According to the net ionic equation, the reaction between I3– and S2O32– can be represented as:
I3–(aq) + 2S2O32–(aq) → 3I–(aq) + S4O62–(aq)
From the stoichiometry of the reaction, we can see that it takes 2 moles of S2O32– to react with 1 mole of I3–. So, the moles of I3– in the 30.0 mL sample can be calculated as follows:
moles of I3– = (moles of S2O32–) / 2
To find the moles of S2O32–, we can use the following equation:
moles of S2O32– = (concentration of S2O32–) x (volume of S2O32–)
Now, let's substitute the given values:
moles of S2O32– = (0.330 M) x (32.9 mL) = 10.827 moles
Finally, we can determine the moles of I3–:
moles of I3– = (10.827 moles) / 2 = 5.414 moles
To find the molarity of I3– in the solution, we divide the moles of I3– by the volume of the sample in liters:
molarity of I3– = (moles of I3–) / (volume of sample in liters)
volume of sample = 30.0 mL = 0.030 L
Let's calculate the molarity:
molarity of I3– = (5.414 moles) / (0.030 L) ≈ 180.47 M
So, the molarity of I3– in the solution is approximately 180.47 M. And remember, if you meet any other titrations along the way, feel free to call me back, and I'll be here to sprinkle some amusing chemistry tricks on your questions!
To determine the molarity of I3–(aq), we can use the stoichiometry of the reaction and the given information about the titration.
The balanced net ionic equation for the reaction between I3–(aq) and S2O32–(aq) is:
2 S2O32–(aq) + I3–(aq) → 3 I–(aq) + S4O62–(aq)
From the equation, we can see that 2 moles of S2O32–(aq) react with 1 mole of I3–(aq).
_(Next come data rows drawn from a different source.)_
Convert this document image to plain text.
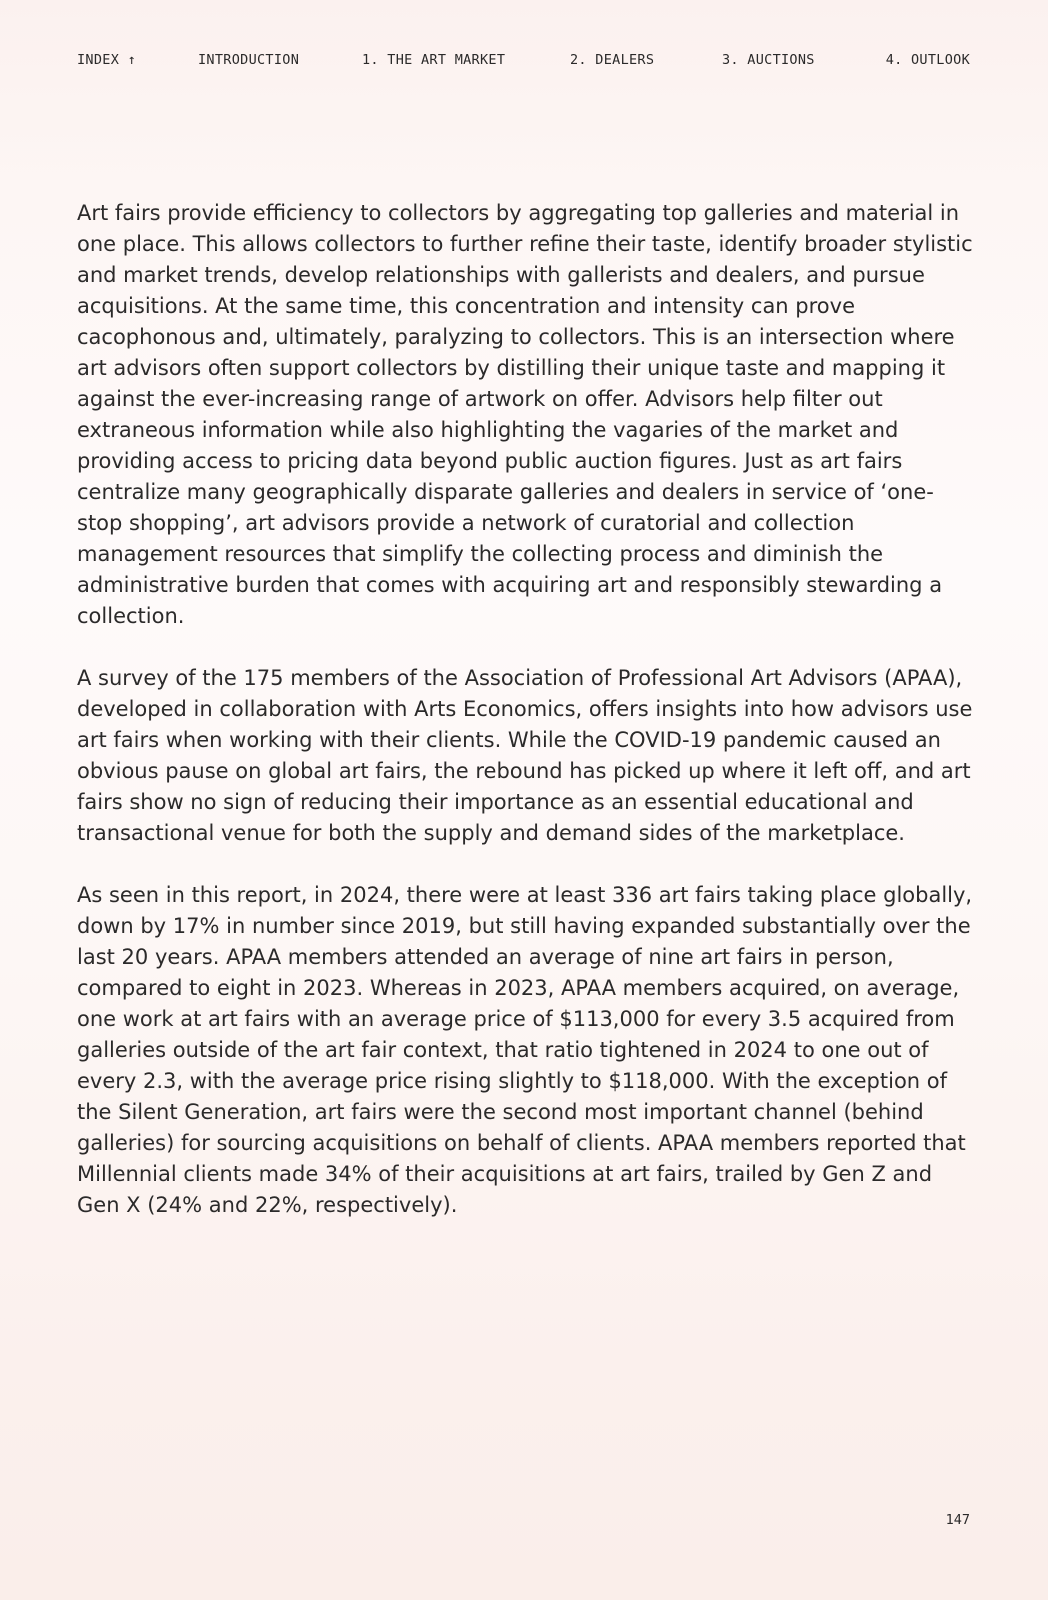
INDEX ↑	INTRODUCTION	1. THE ART MARKET	2. DEALERS	3. AUCTIONS	4. OUTLOOK

Art fairs provide efficiency to collectors by aggregating top galleries and material in one place. This allows collectors to further refine their taste, identify broader stylistic and market trends, develop relationships with gallerists and dealers, and pursue acquisitions. At the same time, this concentration and intensity can prove cacophonous and, ultimately, paralyzing to collectors. This is an intersection where art advisors often support collectors by distilling their unique taste and mapping it against the ever-increasing range of artwork on offer. Advisors help filter out extraneous information while also highlighting the vagaries of the market and providing access to pricing data beyond public auction figures. Just as art fairs centralize many geographically disparate galleries and dealers in service of ‘one-stop shopping’, art advisors provide a network of curatorial and collection management resources that simplify the collecting process and diminish the administrative burden that comes with acquiring art and responsibly stewarding a collection.

A survey of the 175 members of the Association of Professional Art Advisors (APAA), developed in collaboration with Arts Economics, offers insights into how advisors use art fairs when working with their clients. While the COVID-19 pandemic caused an obvious pause on global art fairs, the rebound has picked up where it left off, and art fairs show no sign of reducing their importance as an essential educational and transactional venue for both the supply and demand sides of the marketplace.

As seen in this report, in 2024, there were at least 336 art fairs taking place globally, down by 17% in number since 2019, but still having expanded substantially over the last 20 years. APAA members attended an average of nine art fairs in person, compared to eight in 2023. Whereas in 2023, APAA members acquired, on average, one work at art fairs with an average price of $113,000 for every 3.5 acquired from galleries outside of the art fair context, that ratio tightened in 2024 to one out of every 2.3, with the average price rising slightly to $118,000. With the exception of the Silent Generation, art fairs were the second most important channel (behind galleries) for sourcing acquisitions on behalf of clients. APAA members reported that Millennial clients made 34% of their acquisitions at art fairs, trailed by Gen Z and Gen X (24% and 22%, respectively).

147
Therefore, the moles of I3–(aq) in the solution can be determined using the stoichiometry of the reaction.
Given:
Volume of Na2S2O3(aq) = 32.9 mL = 0.0329 L
Molarity of Na2S2O3(aq) = 0.330 M
Volume of I3–(aq) = 30.0 mL = 0.0300 L
Let's calculate the moles of S2O32–(aq) using the given information:
Moles of Na2S2O3 = Molarity × Volume
Moles of Na2S2O3 = 0.330 M × 0.0329 L
Moles of Na2S2O3 = 0.0108 mol
Since the stoichiometry of the reaction is 2:1 (S2O32–:I3–), the moles of I3– can be calculated as follows:
Moles of I3– = (0.0108 mol of Na2S2O3) ÷ 2
Moles of I3– = 0.0054 mol
Finally, we can calculate the molarity of I3–(aq):
Molarity of I3– = Moles ÷ Volume
Molarity of I3– = 0.0054 mol ÷ 0.0300 L
Molarity of I3– = 0.18 M
Therefore, the molarity of I3–(aq) in the solution is 0.18 M.
To calculate the molarity of I3–(aq) in the solution, we can use the information provided about the titration of the solution with Na2S2O3(aq).
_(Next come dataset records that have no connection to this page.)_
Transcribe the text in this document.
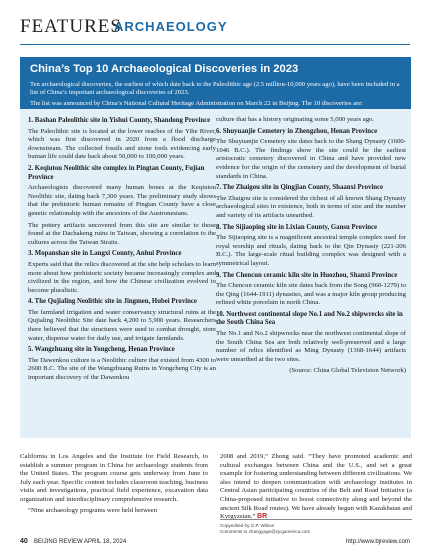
FEATURES
ARCHAEOLOGY
China’s Top 10 Archaeological Discoveries in 2023

Ten archaeological discoveries, the earliest of which date back to the Paleolithic age (2.5 million-10,000 years ago), have been included in a list of China’s important archaeological discoveries of 2023.

The list was announced by China’s National Cultural Heritage Administration on March 22 in Beijing. The 10 discoveries are:

1. Bashan Paleolithic site in Yishui County, Shandong Province

The Paleolithic site is located at the lower reaches of the Yihe River, which was first discovered in 2020 from a flood discharge downstream. The collected fossils and stone tools evidencing early human life could date back about 50,000 to 100,000 years.

2. Keqiutou Neolithic site complex in Pingtan County, Fujian Province

Archaeologists discovered many human bones at the Keqiutou Neolithic site, dating back 7,300 years. The preliminary study shows that the prehistoric human remains of Pingtan County have a close genetic relationship with the ancestors of the Austronesians.

The pottery artifacts uncovered from this site are similar to those found at the Dachakeng ruins in Taiwan, showing a correlation to the cultures across the Taiwan Straits.

3. Mopanshan site in Langxi County, Anhui Province

Experts said that the relics discovered at the site help scholars to learn more about how prehistoric society became increasingly complex and civilized in the region, and how the Chinese civilization evolved to become pluralistic.

4. The Qujialing Neolithic site in Jingmen, Hubei Province

The farmland irrigation and water conservancy structural ruins at the Qujialing Neolithic Site date back 4,200 to 5,900 years. Researchers there believed that the structures were used to combat drought, store water, dispense water for daily use, and irrigate farmlands.

5. Wangzhuang site in Yongcheng, Henan Province

The Dawenkou culture is a Neolithic culture that existed from 4300 to 2600 B.C. The site of the Wangzhuang Ruins in Yongcheng City is an important discovery of the Dawenkou

culture that has a history originating some 5,000 years ago.

6. Shuyuanjie Cemetery in Zhengzhou, Henan Province

The Shuyuanjie Cemetery site dates back to the Shang Dynasty (1600-1046 B.C.). The findings show the site could be the earliest aristocratic cemetery discovered in China and have provided new evidence for the origin of the cemetery and the development of burial standards in China.

7. The Zhaigou site in Qingjian County, Shaanxi Province

The Zhaigou site is considered the richest of all known Shang Dynasty archaeological sites in existence, both in terms of size and the number and variety of its artifacts unearthed.

8. The Sijiaoping site in Lixian County, Gansu Province

The Sijiaoping site is a magnificent ancestral temple complex used for royal worship and rituals, dating back to the Qin Dynasty (221-206 B.C.). The large-scale ritual building complex was designed with a symmetrical layout.

9. The Chencun ceramic kiln site in Huozhou, Shanxi Province

The Chencun ceramic kiln site dates back from the Song (960-1279) to the Qing (1644-1911) dynasties, and was a major kiln group producing refined white porcelain in north China.

10. Northwest continental slope No.1 and No.2 shipwrecks site in the South China Sea

The No.1 and No.2 shipwrecks near the northwest continental slope of the South China Sea are both relatively well-preserved and a large number of relics identified as Ming Dynasty (1368-1644) artifacts were unearthed at the two sites.

(Source: China Global Television Network)

California in Los Angeles and the Institute for Field Research, to establish a summer program in China for archaeology students from the United States. The program course gets underway from June to July each year. Specific content includes classroom teaching, business visits and investigations, practical field experience, excavation data organization and interdisciplinary comprehensive research.

“Nine archaeology programs were held between

2008 and 2019,” Zhong said. “They have promoted academic and cultural exchanges between China and the U.S., and set a great example for fostering understanding between different civilizations. We also intend to deepen communication with archaeology institutes in Central Asian participating countries of the Belt and Road Initiative (a China-proposed initiative to boost connectivity along and beyond the ancient Silk Road routes). We have already begun with Kazakhstan and Kyrgyzstan.” BR

Copyedited by G.P. Wilson
Comments to zhangyage@cjcgamerica.com
40 BEIJING REVIEW APRIL 18, 2024	http://www.bjreview.com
First, let's write the balanced net ionic equation for the reaction between I3–(aq) and S2O32–(aq):
2S2O32–(aq) + I3–(aq) → S4O62–(aq) + 3I–(aq)
From the balanced equation, we can see that the stoichiometric ratio between S2O32– and I3– is 2:1. This means that it takes 2 moles of S2O32– to react with 1 mole of I3–.
Given that it requires 32.9 mL of 0.330 M Na2S2O3(aq) to titrate a 30.0 mL sample of I3–(aq), we can use this information to find the number of moles of S2O32– that reacted.
Number of moles of Na2S2O3(aq) = Molarity × Volume (in liters)
= 0.330 M × (32.9 mL / 1000 mL) [converting mL to L]
= 0.010857 moles
Since the stoichiometric ratio between S2O32– and I3– is 2:1, the number of moles of I3– is half of the number of moles of S2O32–.
Number of moles of I3–(aq) = 0.010857 moles / 2
= 0.0054285 moles
Now, we can calculate the molarity of I3–(aq) in the solution using the volume of the sample.
Molarity of I3–(aq) = Number of moles / Volume (in liters)
= 0.0054285 moles / (30.0 mL / 1000 mL) [converting mL to L]
= 0.1809 M
Therefore, the molarity of I3–(aq) in the solution is 0.1809 M.